Die Startgebühr beinhaltet ein Willkommensgeschenk, sowie einen Imbiss nach dem Angeln. Für weitere Info´s zum Ablauf der Veranstaltung bitte *>> HIER <<* klicken. *(PDF-Datei, 125 kb)*


*Danke* an das Team vom Anglerboard die Ausschreibung auch hier Veröffentlichen zu können! #6


----------



## Agalatze (25. September 2005)

*AW: 1. MEPO Brandungsangel Cup*

na das werde ich mir natürlich nicht entgehen lassen !
wird ein riesen spaß und vielleicht auch ne möglichkeit wieder ein paar mehr boardies
kennenzulernen. 14.45 uhr ist allerdings recht früh. angelbeginn ist ja zum glück später.
freue mich echt rieseíg !!!


----------



## haukep (25. September 2005)

*AW: 1. MEPO Brandungsangel Cup*

Ja da bin ich ja sowas von dabei  #6

Das Formulardings per Post zurück an Karsten gell?


----------



## Brandiangli (4. Oktober 2005)

*AW: 1. MEPO Brandungsangel Cup*

Bin auch dabei!!!:m 


Hoffe es schliessen sich noch viele an!!!


Gruß aus Berlin
Brandiangli


----------



## Micky (10. Oktober 2005)

*AW: 1. MEPO Brandungsangel Cup*



			
				Brandiangli schrieb:
			
		

> Hoffe es schliessen sich noch viele an!!!


 Eine dreistellige Anzahl an Teilnehmern schließe ich mal "vorsichtig" aus, aber es wird schon gut was los sein.

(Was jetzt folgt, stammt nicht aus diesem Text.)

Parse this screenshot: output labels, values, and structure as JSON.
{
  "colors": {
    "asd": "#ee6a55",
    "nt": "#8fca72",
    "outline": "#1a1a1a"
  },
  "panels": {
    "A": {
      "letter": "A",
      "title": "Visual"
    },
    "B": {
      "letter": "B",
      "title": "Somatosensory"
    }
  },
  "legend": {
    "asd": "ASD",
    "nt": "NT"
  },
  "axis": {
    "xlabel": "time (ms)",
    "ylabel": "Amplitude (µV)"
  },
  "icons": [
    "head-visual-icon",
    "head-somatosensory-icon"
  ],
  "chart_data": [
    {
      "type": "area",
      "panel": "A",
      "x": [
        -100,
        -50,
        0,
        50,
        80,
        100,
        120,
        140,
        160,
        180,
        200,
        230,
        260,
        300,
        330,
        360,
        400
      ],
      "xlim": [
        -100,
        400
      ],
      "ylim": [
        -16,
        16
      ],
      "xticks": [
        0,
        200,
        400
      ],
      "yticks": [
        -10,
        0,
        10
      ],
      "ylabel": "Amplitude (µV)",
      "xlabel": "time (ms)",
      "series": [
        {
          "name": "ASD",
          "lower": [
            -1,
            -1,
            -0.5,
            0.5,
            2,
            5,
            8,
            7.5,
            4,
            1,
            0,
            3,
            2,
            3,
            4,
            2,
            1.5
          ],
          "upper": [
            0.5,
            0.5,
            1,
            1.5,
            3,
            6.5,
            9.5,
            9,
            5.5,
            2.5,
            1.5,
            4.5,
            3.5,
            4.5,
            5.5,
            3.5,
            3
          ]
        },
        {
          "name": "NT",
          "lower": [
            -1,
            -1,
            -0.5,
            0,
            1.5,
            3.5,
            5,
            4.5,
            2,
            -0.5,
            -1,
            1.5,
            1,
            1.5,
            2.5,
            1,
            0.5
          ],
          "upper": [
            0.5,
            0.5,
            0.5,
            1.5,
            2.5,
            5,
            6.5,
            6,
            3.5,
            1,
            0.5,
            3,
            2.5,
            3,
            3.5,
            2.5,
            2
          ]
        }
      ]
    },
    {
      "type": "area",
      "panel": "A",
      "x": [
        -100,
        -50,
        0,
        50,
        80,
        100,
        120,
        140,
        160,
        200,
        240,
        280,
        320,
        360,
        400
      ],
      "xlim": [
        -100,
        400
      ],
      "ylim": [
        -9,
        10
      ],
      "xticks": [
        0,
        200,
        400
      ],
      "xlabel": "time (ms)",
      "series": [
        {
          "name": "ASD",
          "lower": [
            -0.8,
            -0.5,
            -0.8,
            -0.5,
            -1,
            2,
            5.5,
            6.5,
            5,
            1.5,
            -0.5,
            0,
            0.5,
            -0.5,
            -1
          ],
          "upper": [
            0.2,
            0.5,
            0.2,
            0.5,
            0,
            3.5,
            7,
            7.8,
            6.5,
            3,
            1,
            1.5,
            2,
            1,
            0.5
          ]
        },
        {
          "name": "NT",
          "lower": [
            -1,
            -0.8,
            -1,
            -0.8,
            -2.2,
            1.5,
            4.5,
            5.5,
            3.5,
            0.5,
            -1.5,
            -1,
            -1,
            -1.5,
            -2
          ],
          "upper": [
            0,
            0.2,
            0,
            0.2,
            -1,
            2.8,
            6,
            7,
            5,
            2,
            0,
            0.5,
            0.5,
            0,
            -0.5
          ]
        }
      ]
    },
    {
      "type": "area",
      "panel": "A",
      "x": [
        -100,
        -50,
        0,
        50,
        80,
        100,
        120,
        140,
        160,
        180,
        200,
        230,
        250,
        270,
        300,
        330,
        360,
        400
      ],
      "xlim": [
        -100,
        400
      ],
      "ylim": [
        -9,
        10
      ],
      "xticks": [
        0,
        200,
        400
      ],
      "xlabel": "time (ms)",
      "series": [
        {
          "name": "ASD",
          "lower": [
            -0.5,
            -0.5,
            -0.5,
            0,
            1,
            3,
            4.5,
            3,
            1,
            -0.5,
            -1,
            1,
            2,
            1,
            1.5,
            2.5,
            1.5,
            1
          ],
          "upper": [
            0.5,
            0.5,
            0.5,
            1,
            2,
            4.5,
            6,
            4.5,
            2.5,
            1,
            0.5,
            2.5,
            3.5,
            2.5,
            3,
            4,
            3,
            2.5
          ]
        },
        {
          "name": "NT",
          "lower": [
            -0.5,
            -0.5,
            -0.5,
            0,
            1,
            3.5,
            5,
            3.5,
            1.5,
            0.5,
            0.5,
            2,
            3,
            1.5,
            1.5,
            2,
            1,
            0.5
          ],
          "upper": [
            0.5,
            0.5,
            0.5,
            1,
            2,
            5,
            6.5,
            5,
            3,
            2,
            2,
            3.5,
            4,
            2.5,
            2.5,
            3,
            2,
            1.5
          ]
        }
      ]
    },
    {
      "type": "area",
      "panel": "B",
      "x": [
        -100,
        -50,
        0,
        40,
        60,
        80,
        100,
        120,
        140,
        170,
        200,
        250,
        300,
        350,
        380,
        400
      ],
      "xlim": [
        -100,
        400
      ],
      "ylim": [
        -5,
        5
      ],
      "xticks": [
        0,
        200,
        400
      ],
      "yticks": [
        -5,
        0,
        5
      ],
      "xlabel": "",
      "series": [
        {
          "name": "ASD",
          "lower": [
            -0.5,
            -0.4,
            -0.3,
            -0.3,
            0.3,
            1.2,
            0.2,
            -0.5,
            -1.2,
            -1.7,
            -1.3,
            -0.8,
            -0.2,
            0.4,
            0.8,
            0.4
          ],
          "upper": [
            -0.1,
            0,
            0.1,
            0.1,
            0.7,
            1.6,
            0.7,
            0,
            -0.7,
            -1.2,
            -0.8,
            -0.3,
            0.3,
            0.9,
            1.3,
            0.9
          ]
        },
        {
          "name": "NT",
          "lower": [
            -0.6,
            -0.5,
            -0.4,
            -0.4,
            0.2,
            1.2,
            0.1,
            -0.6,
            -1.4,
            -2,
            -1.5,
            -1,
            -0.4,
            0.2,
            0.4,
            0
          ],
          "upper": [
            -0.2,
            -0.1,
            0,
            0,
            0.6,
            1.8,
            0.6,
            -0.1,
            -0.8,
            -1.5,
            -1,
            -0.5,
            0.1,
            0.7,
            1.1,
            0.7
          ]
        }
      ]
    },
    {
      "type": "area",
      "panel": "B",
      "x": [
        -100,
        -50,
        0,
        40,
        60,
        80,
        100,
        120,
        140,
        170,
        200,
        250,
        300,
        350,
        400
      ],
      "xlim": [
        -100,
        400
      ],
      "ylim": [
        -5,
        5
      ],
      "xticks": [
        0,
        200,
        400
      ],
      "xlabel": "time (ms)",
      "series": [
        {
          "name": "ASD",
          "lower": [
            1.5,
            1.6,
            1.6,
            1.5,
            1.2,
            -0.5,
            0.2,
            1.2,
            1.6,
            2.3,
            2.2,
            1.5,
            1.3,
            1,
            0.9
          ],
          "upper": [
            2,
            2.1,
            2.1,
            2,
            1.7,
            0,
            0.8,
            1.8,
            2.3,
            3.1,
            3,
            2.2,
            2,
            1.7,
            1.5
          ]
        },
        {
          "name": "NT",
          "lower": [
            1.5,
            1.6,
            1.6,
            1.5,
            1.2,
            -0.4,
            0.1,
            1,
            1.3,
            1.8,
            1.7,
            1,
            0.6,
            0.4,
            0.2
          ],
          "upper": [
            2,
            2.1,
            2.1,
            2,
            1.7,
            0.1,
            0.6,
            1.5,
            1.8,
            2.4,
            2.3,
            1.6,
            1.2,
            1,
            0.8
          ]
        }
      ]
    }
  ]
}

Ich darf ja nix verraten....#d #6|supergri


----------



## Brandungshexlein (15. Oktober 2005)

*AW: 1. MEPO Brandungsangel Cup*

Bin natürlich auch dabei und freue mich hoffentlich noch viele Gesichter zu den Nick´s zu sehen!!!#h |rolleyes 

Gruß aus Berlin
Brandungshexlein


----------



## Micky (17. Oktober 2005)

*AW: 1. MEPO Brandungsangel Cup*

Darf Deine "bessere" Hälfte auch, oder muss der Kinder einhüten?


----------



## Timmy4903 (24. Oktober 2005)

*AW: 1. MEPO Brandungsangel Cup*



			
				Micky schrieb:
			
		

> Darf Deine "bessere" Hälfte auch, oder muss der Kinder einhüten?


 
Der hat sich doch oben zu Wort gemeldet,oder was?

Bin auch dabei...:g 
Hoffentlich ist nicht so´n Wetter wie grad bei mir vor der Haustür! Mag nicht mal zum rauchen rausgehen...Kippe wäre sofort wieder aus!!!:c


----------



## Micky (27. Oktober 2005)

*AW: 1. MEPO Brandungsangel Cup*

*Heute ist der "LETZTE" Tag um noch seine Anmeldung los zu werden. Für die Teilnehmer am Fehmarn-Cup wäre das doch noch ne gute Möglichkeit zu "üben"... |kopfkrat * 

Wer also mit dem "Weltmeister der Herzen" (Agalatze) zusammen am Strand stehen möchte, der hat hier die Möglichkeit dazu!


----------



## CyTrobIc (27. Oktober 2005)

*AW: 1. MEPO Brandungsangel Cup*

ich kann an dem tag leider nich, könnte sich eigentlich jeder dort anmelden oder gibt es spezielle auflagen ?


----------



## Micky (27. Oktober 2005)

*AW: 1. MEPO Brandungsangel Cup*

Sicher kann sich da jeder anmelden, *AUCH DU* !! Nen Fischereischein haste ja, denn der ist Grundvoraussetzung !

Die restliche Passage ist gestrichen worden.